Decisiones

Nunca se imaginó entrando al destartalado bar que estaba en el edificio de enfrente. Al pasar por ahí, de camino a casa, siempre cambiaba de acera. El olor a aceite requemado y el sonido de las máquinas tragaperras le desagradaban especialmente. Pero, después de haberla llamado y escuchar como gemía por teléfono, contándole lo sucedido, consiguió que le dijera dónde estaba, y tenía que acompañarla.

Estaba al fondo, en el lugar más oscuro, debajo del ventanuco que dejaba salir los olores hasta la calle de atrás. Removiendo el azúcar de una taza de café, que ya estaba frío, con sus gafas de sol de marco grueso y forma cuadrada puestas para que no se notase que había estado llorando. Se sentó frente a ella, mirándola, sin decirle nada de lo que pensaba.

Ella había forzado, convencida de tener la razón, convencida de tener la sartén por el mango. Creyendo, ilusa, que el comportamiento de su marido, en los últimos treinta años, cambiaría. Ella, ahora, debía imponerse. Se desahogaba hablando con sus compañeras de trabajo, que la animaban, y le insistían en que no podía seguir así. Su nuevo mundo, sus nuevas amigas, le hicieron ver que su vida, la que había vivido hasta ahora, no era vida, y ella las creyó.
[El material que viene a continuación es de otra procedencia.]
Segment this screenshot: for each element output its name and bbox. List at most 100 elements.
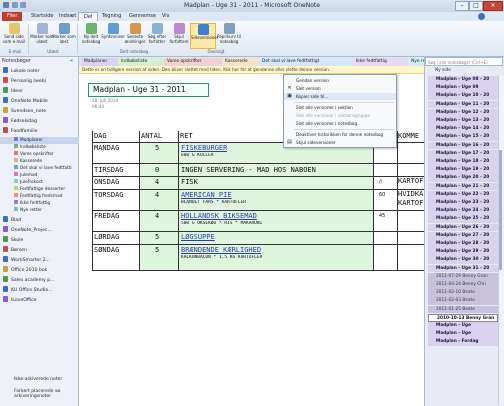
table-cell-day[interactable]: SØNDAG <box>94 245 119 255</box>
tab-review[interactable]: Gennemse <box>124 12 161 21</box>
sync-button[interactable]: Synkroniser <box>101 23 125 47</box>
table-cell-count[interactable]: 5 <box>155 143 159 153</box>
tab-file[interactable]: Filer <box>2 12 23 21</box>
page-tab[interactable]: Madplan - Uge 09 <box>428 84 498 93</box>
table-cell-dish[interactable]: AMERICAN PIE <box>181 190 232 200</box>
table-cell-count[interactable]: 4 <box>155 177 159 187</box>
table-cell-comment[interactable]: HVIDKA KARTOF <box>398 190 424 208</box>
table-cell-time[interactable]: 60 <box>379 190 385 200</box>
page-tab[interactable]: Madplan - Uge 14 - 20 <box>428 125 498 134</box>
table-cell-day[interactable]: TORSDAG <box>94 190 124 200</box>
menu-item[interactable]: Gendan version <box>284 77 396 84</box>
table-cell-dish[interactable]: INGEN SERVERING - MAD HOS NABOEN <box>181 165 316 175</box>
page-tab[interactable]: Madplan - Uge 08 - 20 <box>428 76 498 84</box>
misplaced-sections-link[interactable]: Forkert placerede sø arkiveringsnoter <box>0 389 78 401</box>
new-page-button[interactable]: Ny side <box>425 67 503 75</box>
page-tab[interactable]: Madplan - Uge 15 - 20 <box>428 133 498 142</box>
table-cell-dish[interactable]: HOLLANDSK BIKSEMAD <box>181 211 257 221</box>
notebook-item[interactable]: Personlig (web) <box>0 77 78 86</box>
table-cell-dish-note[interactable]: KALKUNBACON * 1,5 KG KARTOFLER <box>181 255 262 261</box>
page-tab[interactable]: Madplan - Uge 28 - 20 <box>428 240 498 248</box>
page-tab[interactable]: Madplan - Uge 29 - 20 <box>428 248 498 257</box>
page-tab[interactable]: Madplan - Fordag <box>428 338 498 347</box>
recent-edits-button[interactable]: Seneste ændringer <box>123 23 147 47</box>
notebook-item[interactable]: Office 2010 bok <box>0 266 78 275</box>
notebook-item[interactable]: Skole <box>0 236 78 245</box>
page-tab[interactable]: Madplan - Uge 20 - 20 <box>428 174 498 183</box>
page-tab[interactable]: Madplan - Uge 30 - 20 <box>428 256 498 265</box>
page-tab[interactable]: Madplan - Uge 17 - 20 <box>428 149 498 158</box>
notebook-item[interactable]: Børsen <box>0 246 78 255</box>
new-shared-notebook-button[interactable]: Ny delt notesbog <box>79 23 103 47</box>
section-tab[interactable]: Indkøbsliste <box>118 58 168 66</box>
table-cell-dish-note[interactable]: 600 G KULLER <box>181 153 214 159</box>
notebook-item[interactable]: WorkSmarter 2... <box>0 256 78 265</box>
page-version-tab[interactable]: 2011-01-25 Beate <box>428 305 498 314</box>
page-versions-button[interactable]: Sideversioner <box>190 23 218 49</box>
section-tab[interactable]: Madplaner <box>81 58 122 66</box>
menu-item[interactable]: Deaktiver historikken for denne notesbog <box>284 131 396 138</box>
table-cell-day[interactable]: FREDAG <box>94 211 119 221</box>
page-tab[interactable]: Madplan - Uge 31 - 20 <box>428 264 498 273</box>
menu-item[interactable]: ✕ Slet version <box>284 85 396 92</box>
mark-read-button[interactable]: Marker som læst <box>52 23 76 47</box>
minimize-button[interactable]: – <box>455 1 469 11</box>
page-tab[interactable]: Madplan - Uge 11 - 20 <box>428 100 498 109</box>
table-cell-count[interactable]: 0 <box>155 165 159 175</box>
tab-view[interactable]: Vis <box>157 12 174 21</box>
email-page-button[interactable]: Send side som e-mail <box>2 23 26 47</box>
collapse-nav-icon[interactable]: « <box>70 58 73 64</box>
page-tab[interactable]: Madplan - Uge 21 - 20 <box>428 182 498 191</box>
section-tab[interactable]: Vores opskrifter <box>164 58 226 66</box>
page-tab[interactable]: Madplan - Uge 18 - 20 <box>428 158 498 166</box>
page-tab[interactable]: Madplan - Uge 16 - 20 <box>428 141 498 150</box>
notebook-item[interactable]: Lokale noter <box>0 67 78 76</box>
table-cell-day[interactable]: ONSDAG <box>94 177 119 187</box>
section-tab[interactable]: Kasserede <box>222 58 263 66</box>
menu-item[interactable]: Slet alle versioner i notesbog <box>284 120 396 127</box>
table-cell-time[interactable]: 45 <box>379 211 385 221</box>
page-tab[interactable]: Madplan - Uge <box>428 322 498 330</box>
page-version-tab[interactable]: 2011-04-24 Benny Chri <box>428 281 498 289</box>
table-cell-day[interactable]: LØRDAG <box>94 232 119 242</box>
notebook-item[interactable]: OneNote Mobile <box>0 97 78 106</box>
section-tab[interactable]: Det skal vi lave fedtfattigt <box>259 58 357 66</box>
mark-unread-button[interactable]: Marker som ulæst <box>30 23 54 47</box>
page-version-tab[interactable]: 2011-02-10 Beate <box>428 289 498 298</box>
table-cell-dish-note[interactable]: BLANDET FARS * KARTOFLER <box>181 200 246 206</box>
notebook-item[interactable]: Blad <box>0 216 78 225</box>
page-tab[interactable]: Madplan - Uge 26 - 20 <box>428 223 498 232</box>
page-tab[interactable]: Madplan - Uge 19 - 20 <box>428 166 498 175</box>
page-title[interactable]: Madplan - Uge 31 - 2011 <box>88 83 209 97</box>
notebook-item[interactable]: Fødselsdag <box>0 117 78 126</box>
menu-item[interactable]: ▤ Skjul sideversioner <box>284 139 396 146</box>
table-cell-dish[interactable]: BRÆNDENDE KÆRLIGHED <box>181 245 261 255</box>
scrollbar-thumb[interactable] <box>499 150 502 270</box>
notebook-item[interactable]: KU Office Studie... <box>0 286 78 295</box>
page-tab[interactable]: Madplan - Uge 12 - 20 <box>428 108 498 117</box>
notebook-recycle-bin-button[interactable]: Papirkurv til notesbog <box>217 23 241 47</box>
page-tab[interactable]: Madplan - Uge 25 - 20 <box>428 215 498 224</box>
notebook-item[interactable]: Sales academy p... <box>0 276 78 285</box>
table-cell-day[interactable]: MANDAG <box>94 143 119 153</box>
notebook-item[interactable]: OneNote_Projec... <box>0 226 78 235</box>
unfiled-notes-link[interactable]: Ikke-arkiverede noter <box>0 377 78 389</box>
table-cell-dish-note[interactable]: 500 G OKSEKØD * RIS * MAKARONI <box>181 221 262 227</box>
table-cell-count[interactable]: 4 <box>155 211 159 221</box>
page-tab[interactable]: Madplan - Uge 23 - 20 <box>428 199 498 207</box>
table-cell-dish[interactable]: LØGSUPPE <box>181 232 215 242</box>
menu-item[interactable]: Slet alle versioner i sektion <box>284 104 396 111</box>
close-button[interactable]: ✕ <box>483 1 503 11</box>
table-cell-count[interactable]: 5 <box>155 232 159 242</box>
notebook-item[interactable]: Ideer <box>0 87 78 96</box>
notebook-item[interactable]: Foodfamilie <box>0 127 78 136</box>
notebook-item[interactable]: ILoveOffice <box>0 296 78 305</box>
page-tab[interactable]: Madplan - Uge 13 - 20 <box>428 117 498 125</box>
table-cell-dish[interactable]: FISK <box>181 177 198 187</box>
find-by-author-button[interactable]: Søg efter forfatter <box>145 23 169 47</box>
page-version-tab[interactable]: 2011-07-29 Benny Gran <box>428 272 498 281</box>
table-cell-count[interactable]: 4 <box>155 190 159 200</box>
maximize-button[interactable]: □ <box>469 1 483 11</box>
hide-authors-button[interactable]: Skjul forfattere <box>167 23 191 47</box>
page-tab[interactable]: Madplan - Uge 24 - 20 <box>428 207 498 216</box>
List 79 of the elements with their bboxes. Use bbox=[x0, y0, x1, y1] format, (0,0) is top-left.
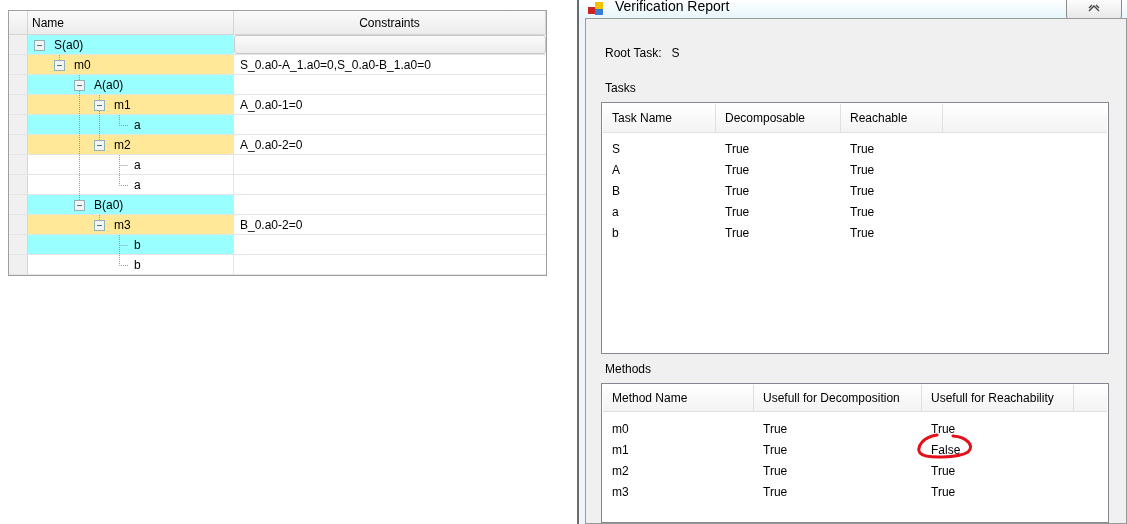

Empoderada con su nueva razón, incluso habló con una letrada. Aunque no le gustó mucho cómo la atendió, tampoco le quitó de la cabeza su nueva verdad, así que seguía, unilateralmente, cambiando su modo de vida, mientras otro abogado que le habían recomendado le hacía hueco en su agenda. Mientras, el amargado, su marido, veía que su mundo desaparecía. Ése que le dejaron construir todos estos años, mientras veía que ahora, la misma persona, su mujer, le decía que ya eso no valía.

Esa persona, que ahora llora ante mí, y que en el fondo retrasaba la decisión que tenía tomada, porque si se marchaba, ya no podría mantener el mismo nivel de vida, ya no podría llenar su vestidor, y su sueldo debería usarlo para gastos cotidianos.

Y hoy, que él, vencido, cedió a lo que ella le había pedido, ella, empoderada, le dijo que ya era tarde. Que, ahora, tenía que hacer más cambios. Él la escuchó, lloró por dentro, porque por fuera no sabía. Y cuando ella concluyó de exponer las condiciones del tratado de paz, él le contestó:

—Trae los papeles del divorcio cuanto antes, que te los firmo. Y te marchas de mi casa —le dijo, mientras salía a su trabajo.

Pero, ahora, ella, que tiene lo que quería, ya no sabe si era eso lo que necesitaba.